The reflector should listen for WebSocket secure connections to:
wss://<host_authority>/reflect?id=<reflector_unique_id>
The reflector will maintain two data sets:
- Half open reflections - this set contains endpoint connections which are waiting for their corresponding counterparty to connect, along with the connection established time
- Fully open reflections - this set contains endpoint connections for which the corresponding counterparty has connected, along with the reflection established time
On a new connection, the reflector will take the following action:
- If there is an entry in the fully open reflections data set for the specified
reflector_unique_id
, the connection will be closed immediately - If there is an entry in the half open reflections data set for the specified
reflector_unique_id
, that entry will be removed and a new entry added to the fully open reflections data set for the connection pair. Reflection will be started for this connection pair. - Otherwise, an entry will be added to the half open reflections data set for this connection. All incoming data on this connection will be silently discarded.
When reflection begins, the reflector will send an APP_PING
message to each connection, and then begin transmitting all messages received from each connection to the other connection in the pair.
On a disconnection:
- If the connection is part of the fully open reflections data set, the entry will be removed and the other connection closed as well
- Otherwise, the entry for the connection will be removed from the half-open reflections data set
Entries in the half open data set should be removed, and the connection closed, if still present in this set no less than 30 seconds after being added. Entries in the fully open data set should be removed, and both connections closed, if still present in this set no less than 90 seconds after being added. Entries in either data set may also be removed, and the connection(s) closed, before these time periods have elapsed at the discretion of the reflector (for e.g., during periods of limited resource availability).

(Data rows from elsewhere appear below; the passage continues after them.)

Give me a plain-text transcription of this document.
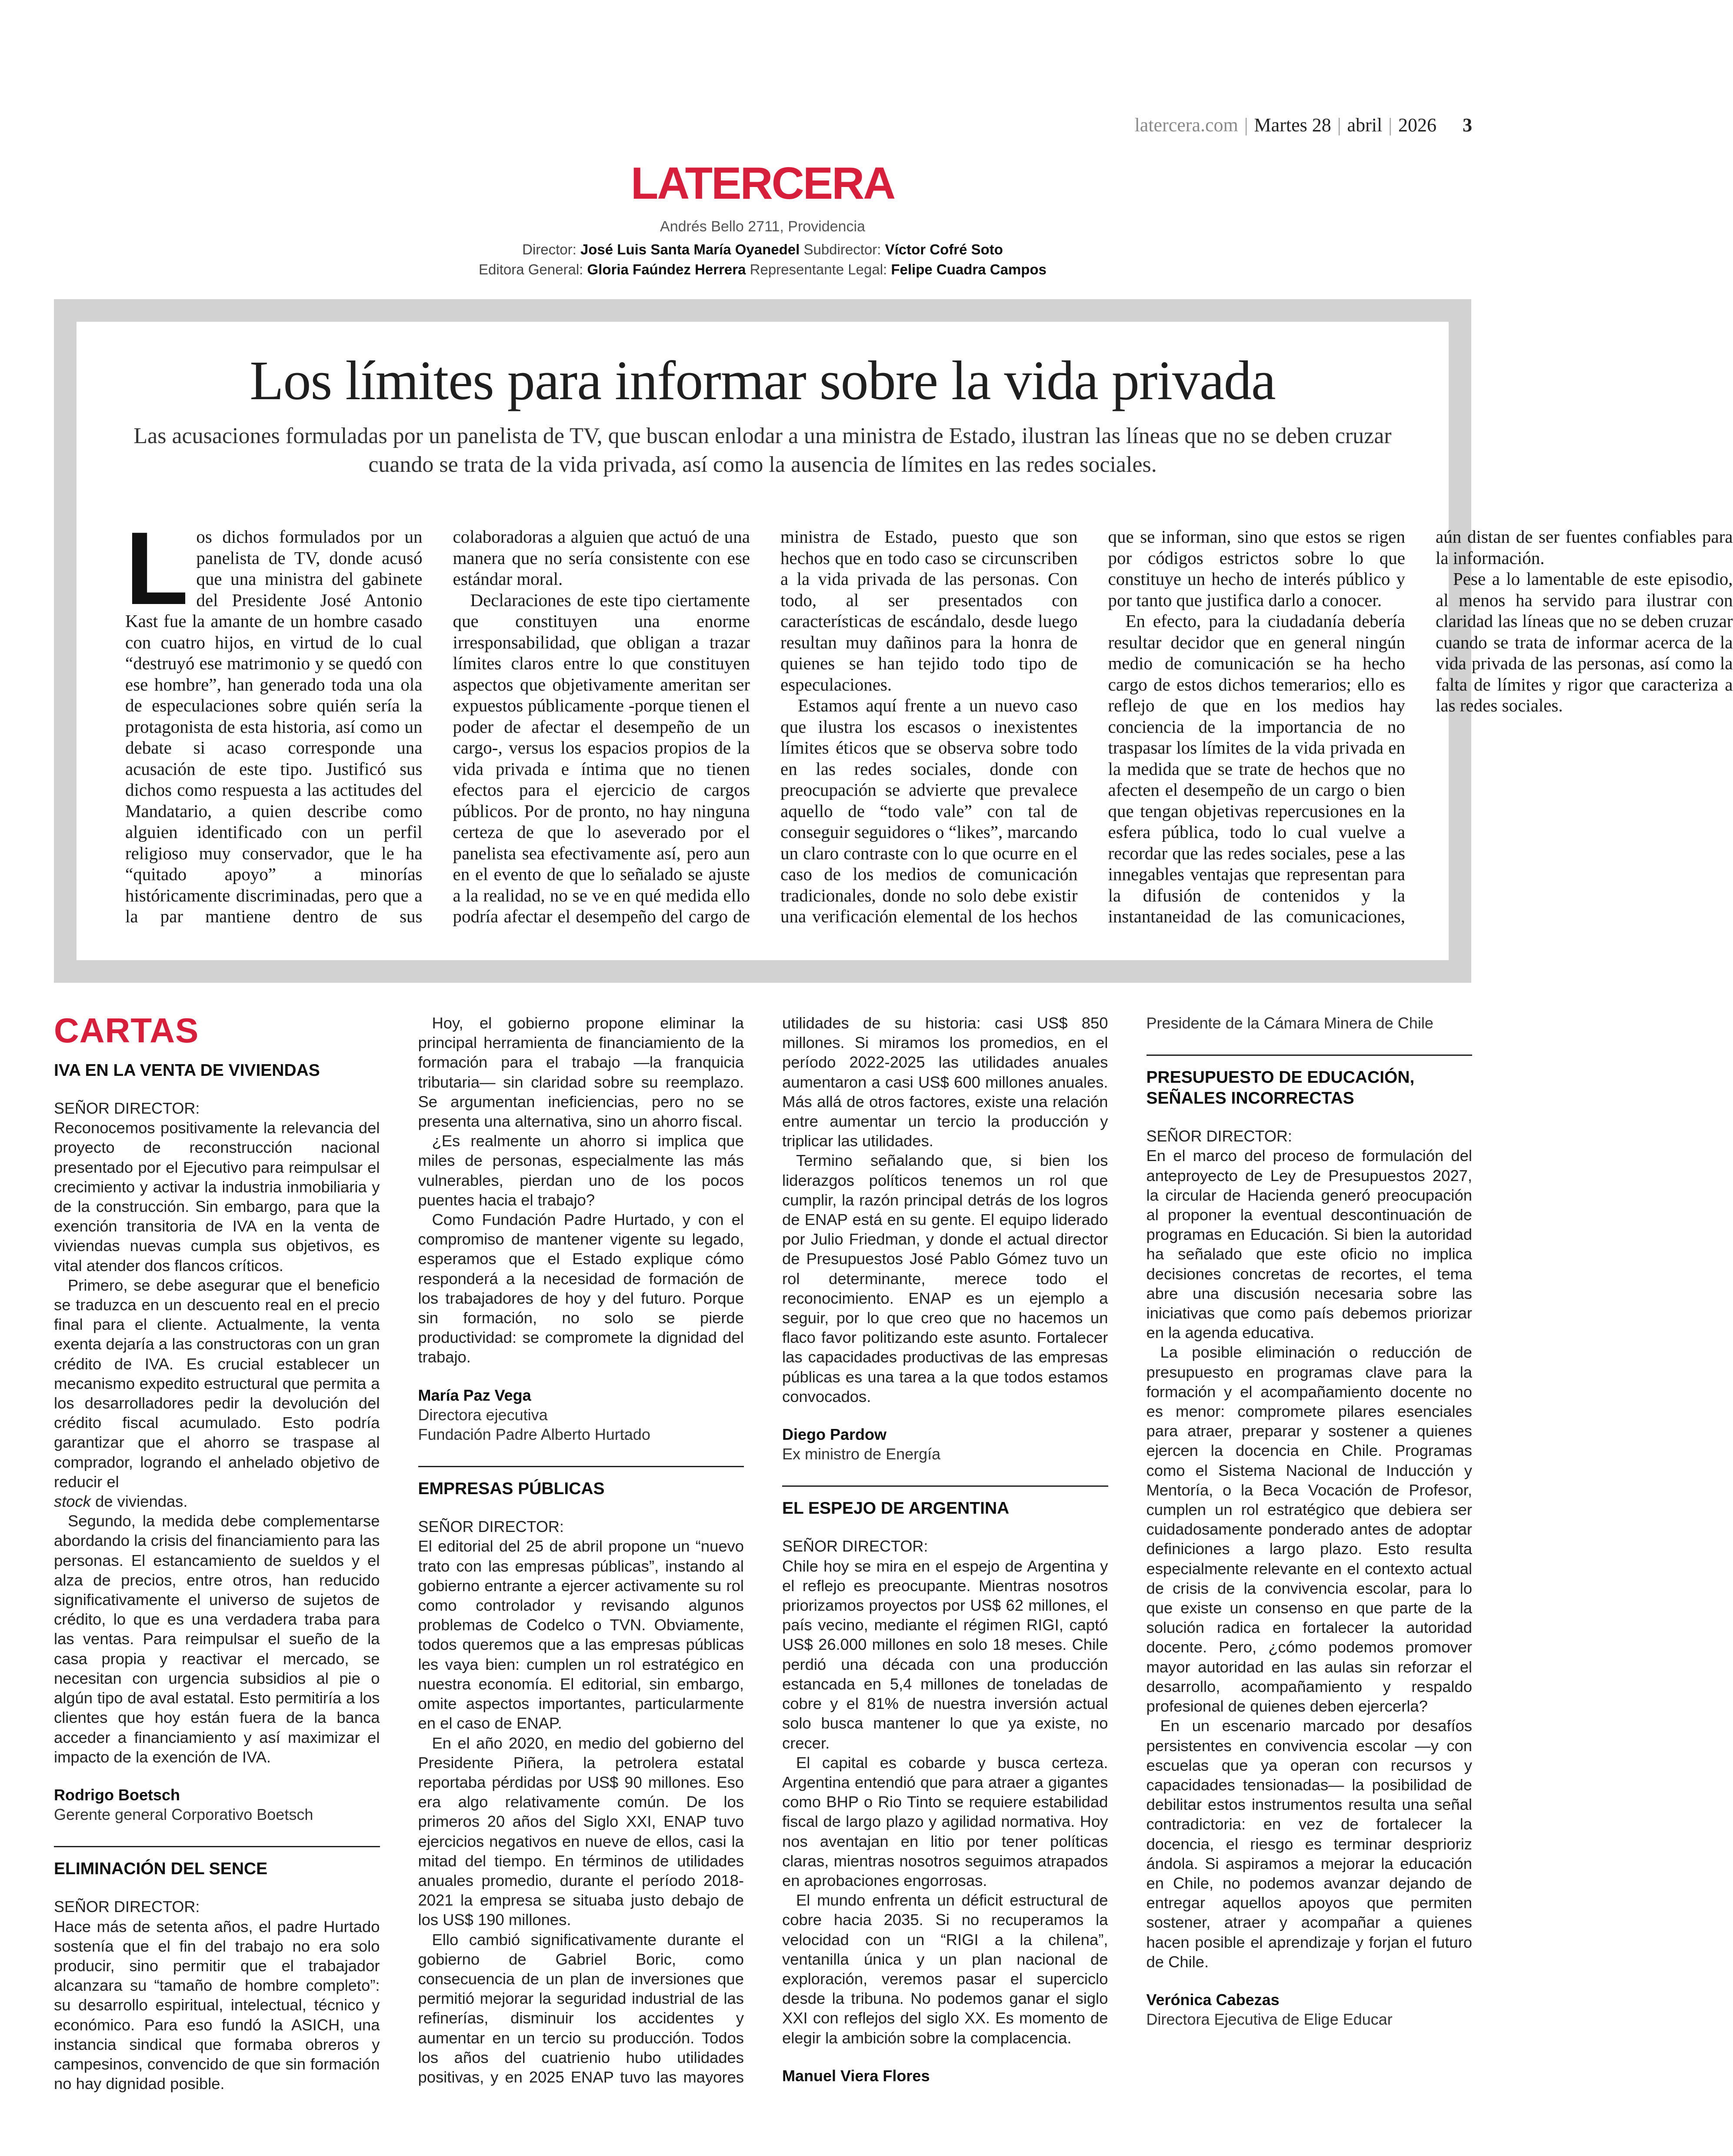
latercera.com | Martes 28 | abril | 2026 3
LATERCERA
Andrés Bello 2711, Providencia
Director: José Luis Santa María Oyanedel Subdirector: Víctor Cofré Soto
Editora General: Gloria Faúndez Herrera Representante Legal: Felipe Cuadra Campos
Los límites para informar sobre la vida privada
Las acusaciones formuladas por un panelista de TV, que buscan enlodar a una ministra de Estado, ilustran las líneas que no se deben cruzar cuando se trata de la vida privada, así como la ausencia de límites en las redes sociales.

Los dichos formulados por un panelista de TV, donde acusó que una ministra del gabinete del Presidente José Antonio Kast fue la amante de un hombre casado con cuatro hijos, en virtud de lo cual “destruyó ese matrimonio y se quedó con ese hombre”, han generado toda una ola de especulaciones sobre quién sería la protagonista de esta historia, así como un debate si acaso corresponde una acusación de este tipo. Justificó sus dichos como respuesta a las actitudes del Mandatario, a quien describe como alguien identificado con un perfil religioso muy conservador, que le ha “quitado apoyo” a minorías históricamente discriminadas, pero que a la par mantiene dentro de sus colaboradoras a alguien que actuó de una manera que no sería consistente con ese estándar moral.

Declaraciones de este tipo ciertamente que constituyen una enorme irresponsabilidad, que obligan a trazar límites claros entre lo que constituyen aspectos que objetivamente ameritan ser expuestos públicamente -porque tienen el poder de afectar el desempeño de un cargo-, versus los espacios propios de la vida privada e íntima que no tienen efectos para el ejercicio de cargos públicos. Por de pronto, no hay ninguna certeza de que lo aseverado por el panelista sea efectivamente así, pero aun en el evento de que lo señalado se ajuste a la realidad, no se ve en qué medida ello podría afectar el desempeño del cargo de ministra de Estado, puesto que son hechos que en todo caso se circunscriben a la vida privada de las personas. Con todo, al ser presentados con características de escándalo, desde luego resultan muy dañinos para la honra de quienes se han tejido todo tipo de especulaciones.

Estamos aquí frente a un nuevo caso que ilustra los escasos o inexistentes límites éticos que se observa sobre todo en las redes sociales, donde con preocupación se advierte que prevalece aquello de “todo vale” con tal de conseguir seguidores o “likes”, marcando un claro contraste con lo que ocurre en el caso de los medios de comunicación tradicionales, donde no solo debe existir una verificación elemental de los hechos que se informan, sino que estos se rigen por códigos estrictos sobre lo que constituye un hecho de interés público y por tanto que justifica darlo a conocer.

En efecto, para la ciudadanía debería resultar decidor que en general ningún medio de comunicación se ha hecho cargo de estos dichos temerarios; ello es reflejo de que en los medios hay conciencia de la importancia de no traspasar los límites de la vida privada en la medida que se trate de hechos que no afecten el desempeño de un cargo o bien que tengan objetivas repercusiones en la esfera pública, todo lo cual vuelve a recordar que las redes sociales, pese a las innegables ventajas que representan para la difusión de contenidos y la instantaneidad de las comunicaciones, aún distan de ser fuentes confiables para la información.

Pese a lo lamentable de este episodio, al menos ha servido para ilustrar con claridad las líneas que no se deben cruzar cuando se trata de informar acerca de la vida privada de las personas, así como la falta de límites y rigor que caracteriza a las redes sociales.

CARTAS
IVA EN LA VENTA DE VIVIENDAS
SEÑOR DIRECTOR:

Reconocemos positivamente la relevancia del proyecto de reconstrucción nacional presentado por el Ejecutivo para reimpulsar el crecimiento y activar la industria inmobiliaria y de la construcción. Sin embargo, para que la exención transitoria de IVA en la venta de viviendas nuevas cumpla sus objetivos, es vital atender dos flancos críticos.

Primero, se debe asegurar que el beneficio se traduzca en un descuento real en el precio final para el cliente. Actualmente, la venta exenta dejaría a las constructoras con un gran crédito de IVA. Es crucial establecer un mecanismo expedito estructural que permita a los desarrolladores pedir la devolución del crédito fiscal acumulado. Esto podría garantizar que el ahorro se traspase al comprador, logrando el anhelado objetivo de reducir el

stock de viviendas.

Segundo, la medida debe complementarse abordando la crisis del financiamiento para las personas. El estancamiento de sueldos y el alza de precios, entre otros, han reducido significativamente el universo de sujetos de crédito, lo que es una verdadera traba para las ventas. Para reimpulsar el sueño de la casa propia y reactivar el mercado, se necesitan con urgencia subsidios al pie o algún tipo de aval estatal. Esto permitiría a los clientes que hoy están fuera de la banca acceder a financiamiento y así maximizar el impacto de la exención de IVA.

Rodrigo Boetsch
Gerente general Corporativo Boetsch
ELIMINACIÓN DEL SENCE
SEÑOR DIRECTOR:

Hace más de setenta años, el padre Hurtado sostenía que el fin del trabajo no era solo producir, sino permitir que el trabajador alcanzara su “tamaño de hombre completo”: su desarrollo espiritual, intelectual, técnico y económico. Para eso fundó la ASICH, una instancia sindical que formaba obreros y campesinos, convencido de que sin formación no hay dignidad posible.

Hoy, el gobierno propone eliminar la principal herramienta de financiamiento de la formación para el trabajo —la franquicia tributaria— sin claridad sobre su reemplazo. Se argumentan ineficiencias, pero no se presenta una alternativa, sino un ahorro fiscal.

¿Es realmente un ahorro si implica que miles de personas, especialmente las más vulnerables, pierdan uno de los pocos puentes hacia el trabajo?

Como Fundación Padre Hurtado, y con el compromiso de mantener vigente su legado, esperamos que el Estado explique cómo responderá a la necesidad de formación de los trabajadores de hoy y del futuro. Porque sin formación, no solo se pierde productividad: se compromete la dignidad del trabajo.

María Paz Vega
Directora ejecutiva
Fundación Padre Alberto Hurtado
EMPRESAS PÚBLICAS
SEÑOR DIRECTOR:

El editorial del 25 de abril propone un “nuevo trato con las empresas públicas”, instando al gobierno entrante a ejercer activamente su rol como controlador y revisando algunos problemas de Codelco o TVN. Obviamente, todos queremos que a las empresas públicas les vaya bien: cumplen un rol estratégico en nuestra economía. El editorial, sin embargo, omite aspectos importantes, particularmente en el caso de ENAP.

En el año 2020, en medio del gobierno del Presidente Piñera, la petrolera estatal reportaba pérdidas por US$ 90 millones. Eso era algo relativamente común. De los primeros 20 años del Siglo XXI, ENAP tuvo ejercicios negativos en nueve de ellos, casi la mitad del tiempo. En términos de utilidades anuales promedio, durante el período 2018-2021 la empresa se situaba justo debajo de los US$ 190 millones.

Ello cambió significativamente durante el gobierno de Gabriel Boric, como consecuencia de un plan de inversiones que permitió mejorar la seguridad industrial de las refinerías, disminuir los accidentes y aumentar en un tercio su producción. Todos los años del cuatrienio hubo utilidades positivas, y en 2025 ENAP tuvo las mayores utilidades de su historia: casi US$ 850 millones. Si miramos los promedios, en el período 2022-2025 las utilidades anuales aumentaron a casi US$ 600 millones anuales. Más allá de otros factores, existe una relación entre aumentar un tercio la producción y triplicar las utilidades.

Termino señalando que, si bien los liderazgos políticos tenemos un rol que cumplir, la razón principal detrás de los logros de ENAP está en su gente. El equipo liderado por Julio Friedman, y donde el actual director de Presupuestos José Pablo Gómez tuvo un rol determinante, merece todo el reconocimiento. ENAP es un ejemplo a seguir, por lo que creo que no hacemos un flaco favor politizando este asunto. Fortalecer las capacidades productivas de las empresas públicas es una tarea a la que todos estamos convocados.

Diego Pardow
Ex ministro de Energía
EL ESPEJO DE ARGENTINA
SEÑOR DIRECTOR:

Chile hoy se mira en el espejo de Argentina y el reflejo es preocupante. Mientras nosotros priorizamos proyectos por US$ 62 millones, el país vecino, mediante el régimen RIGI, captó US$ 26.000 millones en solo 18 meses. Chile perdió una década con una producción estancada en 5,4 millones de toneladas de cobre y el 81% de nuestra inversión actual solo busca mantener lo que ya existe, no crecer.

El capital es cobarde y busca certeza. Argentina entendió que para atraer a gigantes como BHP o Rio Tinto se requiere estabilidad fiscal de largo plazo y agilidad normativa. Hoy nos aventajan en litio por tener políticas claras, mientras nosotros seguimos atrapados en aprobaciones engorrosas.

El mundo enfrenta un déficit estructural de cobre hacia 2035. Si no recuperamos la velocidad con un “RIGI a la chilena”, ventanilla única y un plan nacional de exploración, veremos pasar el superciclo desde la tribuna. No podemos ganar el siglo XXI con reflejos del siglo XX. Es momento de elegir la ambición sobre la complacencia.

Manuel Viera Flores
Presidente de la Cámara Minera de Chile
PRESUPUESTO DE EDUCACIÓN, SEÑALES INCORRECTAS
SEÑOR DIRECTOR:

En el marco del proceso de formulación del anteproyecto de Ley de Presupuestos 2027, la circular de Hacienda generó preocupación al proponer la eventual descontinuación de programas en Educación. Si bien la autoridad ha señalado que este oficio no implica decisiones concretas de recortes, el tema abre una discusión necesaria sobre las iniciativas que como país debemos priorizar en la agenda educativa.

La posible eliminación o reducción de presupuesto en programas clave para la formación y el acompañamiento docente no es menor: compromete pilares esenciales para atraer, preparar y sostener a quienes ejercen la docencia en Chile. Programas como el Sistema Nacional de Inducción y Mentoría, o la Beca Vocación de Profesor, cumplen un rol estratégico que debiera ser cuidadosamente ponderado antes de adoptar definiciones a largo plazo. Esto resulta especialmente relevante en el contexto actual de crisis de la convivencia escolar, para lo que existe un consenso en que parte de la solución radica en fortalecer la autoridad docente. Pero, ¿cómo podemos promover mayor autoridad en las aulas sin reforzar el desarrollo, acompañamiento y respaldo profesional de quienes deben ejercerla?

En un escenario marcado por desafíos persistentes en convivencia escolar —y con escuelas que ya operan con recursos y capacidades tensionadas— la posibilidad de debilitar estos instrumentos resulta una señal contradictoria: en vez de fortalecer la docencia, el riesgo es terminar desprioriz ándola. Si aspiramos a mejorar la educación en Chile, no podemos avanzar dejando de entregar aquellos apoyos que permiten sostener, atraer y acompañar a quienes hacen posible el aprendizaje y forjan el futuro de Chile.

Verónica Cabezas
Directora Ejecutiva de Elige Educar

To ensure that all active connections are maintained, the reflector shall ensure that periodic PING
frames are sent to each connection.
Support for other chains
While the initial version of this specification is designed to support the Solana network, future support for other chain types is envisioned. This could be accomplished with:
- modified association URIs (using schemes of the form
newchain-wallet://
instead ofsolana-wallet://
) - modified parameters to the RPC methods
authorize
would have a different set of chain identifiersget_capabilities
would be used to express domain-specific capabilities relevant to the chainsign_and_send_transactions
would use chain-specific shapes for theoptions
object
The specifics of the application of Mobile Wallet Adapter to each additional chain would be captured either with an update to this specification, or an extension accompanying this specification, as appropriate.